Setup - Import Libraries¶

In [1]:
from sklearn.linear_model import LogisticRegressionCV, LogisticRegression
from sklearn.model_selection import TimeSeriesSplit, train_test_split
from sklearn.metrics import accuracy_score, roc_auc_score
from sklearn.preprocessing import StandardScaler

import numpy as np
import pandas as pd
import plotly.express as px
import plotly.io as pio
pio.templates.default = "plotly_dark"

from tqdm.auto import tqdm

Load Data¶

In [2]:
df = pd.read_csv('https://raw.githubusercontent.com/wsovine/data/main/nhl_moneyline_model_logistic_regression_2022_season.csv')

Create Time Series Split¶

  1. Convert the spark dataframe to a pandas dataframe
  2. Obtain predictor and dependent variables
  3. Split into different time series buckets (~25 weeks in NHL season)
In [3]:
df.sort_values('game_date', inplace=True)
df.reset_index(inplace=True, drop=True)

X = df.copy()
X = X.drop(['home', 'away', 'game_date', 'season',
             'home_goals', 'away_goals', 'home_win'], axis=1)

y = df.home_win.values

print(X.shape)

tss = TimeSeriesSplit(n_splits=25)
(1399, 92)

Define Helper Functions¶

Functions to scale predictors and add one-hot encode categorical variables

In [4]:
def scale(X_train, X_test) -> (pd.DataFrame, pd.DataFrame):
    scaler = StandardScaler()
    X_train.loc[:,:] = scaler.fit_transform(X_train)
    X_test.loc[:,:] = scaler.transform(X_test)

    return (X_train, X_test)

def dummy(X_train, X_test, original_df) -> (pd.DataFrame, pd.DataFrame):
    home_dummies = pd.get_dummies(original_df.home, prefix='home')
    X_train = X_train.join(home_dummies, how='inner')
    X_test = X_test.join(home_dummies, how='inner')

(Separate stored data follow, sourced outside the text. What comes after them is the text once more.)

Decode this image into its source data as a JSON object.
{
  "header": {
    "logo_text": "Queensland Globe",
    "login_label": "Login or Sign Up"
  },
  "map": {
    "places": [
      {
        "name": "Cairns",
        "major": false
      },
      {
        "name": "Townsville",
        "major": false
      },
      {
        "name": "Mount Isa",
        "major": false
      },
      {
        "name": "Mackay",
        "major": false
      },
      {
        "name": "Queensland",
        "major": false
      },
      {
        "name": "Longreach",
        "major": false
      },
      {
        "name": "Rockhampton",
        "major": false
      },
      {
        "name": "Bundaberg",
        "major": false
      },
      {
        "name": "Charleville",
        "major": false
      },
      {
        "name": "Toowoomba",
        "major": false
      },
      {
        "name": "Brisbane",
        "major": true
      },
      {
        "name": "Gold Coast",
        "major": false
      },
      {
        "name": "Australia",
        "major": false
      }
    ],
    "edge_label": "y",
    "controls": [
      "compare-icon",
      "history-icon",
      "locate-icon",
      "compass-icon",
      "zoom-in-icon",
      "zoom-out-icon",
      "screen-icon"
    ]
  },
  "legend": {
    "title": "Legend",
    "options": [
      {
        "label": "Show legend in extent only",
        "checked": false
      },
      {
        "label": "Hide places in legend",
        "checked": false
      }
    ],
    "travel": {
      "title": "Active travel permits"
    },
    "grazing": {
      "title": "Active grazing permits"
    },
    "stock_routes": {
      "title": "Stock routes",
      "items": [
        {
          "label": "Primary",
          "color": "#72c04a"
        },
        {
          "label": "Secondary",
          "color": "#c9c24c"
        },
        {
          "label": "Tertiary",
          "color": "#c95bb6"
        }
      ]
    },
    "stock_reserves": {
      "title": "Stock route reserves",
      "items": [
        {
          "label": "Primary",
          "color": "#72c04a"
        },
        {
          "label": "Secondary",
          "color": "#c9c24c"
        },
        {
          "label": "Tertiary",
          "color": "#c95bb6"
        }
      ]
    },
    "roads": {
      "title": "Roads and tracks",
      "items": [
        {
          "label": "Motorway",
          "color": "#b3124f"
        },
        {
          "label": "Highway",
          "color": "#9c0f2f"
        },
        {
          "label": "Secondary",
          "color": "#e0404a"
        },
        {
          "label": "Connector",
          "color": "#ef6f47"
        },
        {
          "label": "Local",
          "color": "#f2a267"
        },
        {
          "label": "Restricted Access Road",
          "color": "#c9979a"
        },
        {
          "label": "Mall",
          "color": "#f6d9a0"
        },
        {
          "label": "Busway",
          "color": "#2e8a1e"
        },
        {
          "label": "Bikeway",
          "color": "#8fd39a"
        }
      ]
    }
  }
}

    away_dummies = pd.get_dummies(original_df.away, prefix='away')
    X_train = X_train.join(away_dummies, how='inner')
    X_test = X_test.join(away_dummies, how='inner')

    return (X_train, X_test)

def scale_and_dummy(X_train, X_test, original_df) -> (pd.DataFrame, pd.DataFrame):
    X_train, X_test = scale(X_train, X_test)
    X_train, X_test = dummy(X_train, X_test, original_df)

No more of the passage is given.